17β-Estradiol and/or estrogen receptor alpha signaling blocks protein phosphatase 1 mediated ISO induced cardiac hypertrophy

• Published in: PloS one Vol. 13; no. 5; p. e0196569
• Main Authors: Fang, Hsin-Yuan, Hung, Meng-Yu, Lin, Yueh-Min, Pandey, Sudhir, Chang, Chia-Chien, Lin, Kuan-Ho, Shen, Chia-Yao, Viswanadha, Vijaya Padma, Kuo, Wei-Wen, Huang, Chih-Yang
• Format: Journal Article
• Language: English
• Published: United States Public Library of Science 01.05.2018; Public Library of Science (PLoS)

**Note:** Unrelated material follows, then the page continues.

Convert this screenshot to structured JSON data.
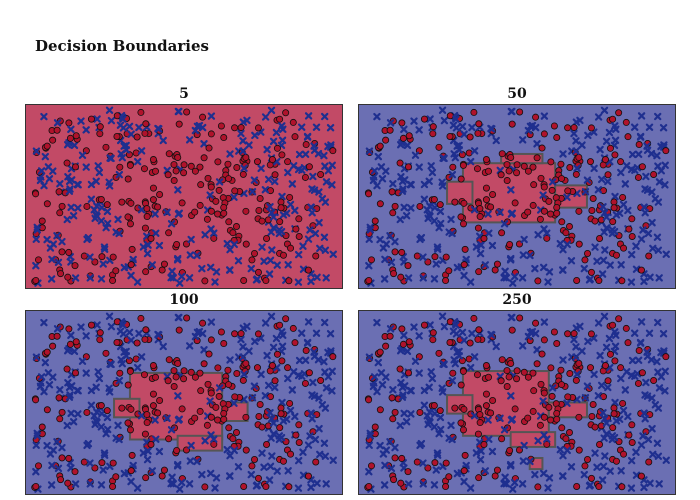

• Subjects: 17β-Estradiol; Activation; Adenosine triphosphatase; Animals; Apoptosis; Biology and Life Sciences; Ca2+-transporting ATPase; Calcium; Calcium (reticular); Calcium - metabolism; Calcium ions; Cardiac function; Cardiac muscle; Cardiomegaly - chemically induced; Cardiomegaly - metabolism; Cardiomegaly - prevention & control; Cardiomyocytes; Cell Enlargement - drug effects; Cell Line; Cell size; Estradiol - metabolism; Estradiol - pharmacology; Estrogen Receptor alpha - antagonists & inhibitors; Estrogen Receptor alpha - metabolism; Estrogen receptors; Estrogens; Gene expression; Heart; Heart failure; Hormone replacement therapy; Hospitals; Hypertrophy; Inhibitors; Isoproterenol; Isoproterenol - toxicity; Medical research; Medicine and Health Sciences; Melatonin; Models, Cardiovascular; Molecular modelling; Musculoskeletal system; Myocytes, Cardiac - drug effects; Myocytes, Cardiac - metabolism; Myocytes, Cardiac - pathology; Phosphatase; Phospholamban; Phosphoprotein phosphatase; Phosphorylation; Protein phosphatase; Protein Phosphatase 1 - metabolism; Proteins; Rats; Research and Analysis Methods; Rodents; Sarcoplasmic reticulum; Serine; Sex hormones; Signal transduction; Signal Transduction - drug effects; Signaling; Stem cells; Thoracic surgery; Threonine; United States > US; China; Missouri; Taiwan
• ISSN: 1932-6203; 1932-6203
• DOI: 10.1371/journal.pone.0196569

Earlier studies have shown that estrogen possess protective function against the development of pathological cardiac hypertrophy. However, the molecular mechanisms of estrogens (E2) protective effect are poorly understood. Additionally, abnormal activation of β-adrenergic signaling have been implicated in the development of pathological cardiac remodeling. However, the role of serine/threonine protein phosphatase 1 (PP1) in pathological cardiac remodeling under the influence of β-adrenergic signaling have been sparsely investigated. In this study, we assessed the downstream effects of abnormal activation of PP1 upon isoproterenol (ISO) induced pathological cardiac changes. We found that pre-treatment of 17β-estradiol (E2), tet-on estrogen receptor-α, or both significantly inhibited ISO-induced increase in cell size, hypertrophy marker gene expression and cytosolic calcium accumulation in H9c2 cells. Additionally, treatment with estrogen receptor inhibitor (ICI) reversed those effects, implicating role of E2 in inhibiting pathological cardiac remodeling. However, specific inhibition of ERα using melatonin, reduced ISO-induced PP1c expression and enhanced the level of ser-16 phosphorylated phospholamban (PLB), responsible for regulation of sarcoplasmic reticulum Ca2+-ATPase (SERCA) activity. Furthermore, hypertrophic effect caused by overexpression of PP1cα was reduced by treatment with specific inhibitor of ERα. Collectively, we found that estrogen and estrogen receptor-α have protective effect against pathological cardiac changes by suppressing PP1 expression and its downstream signaling pathway, which further needs to be elucidated.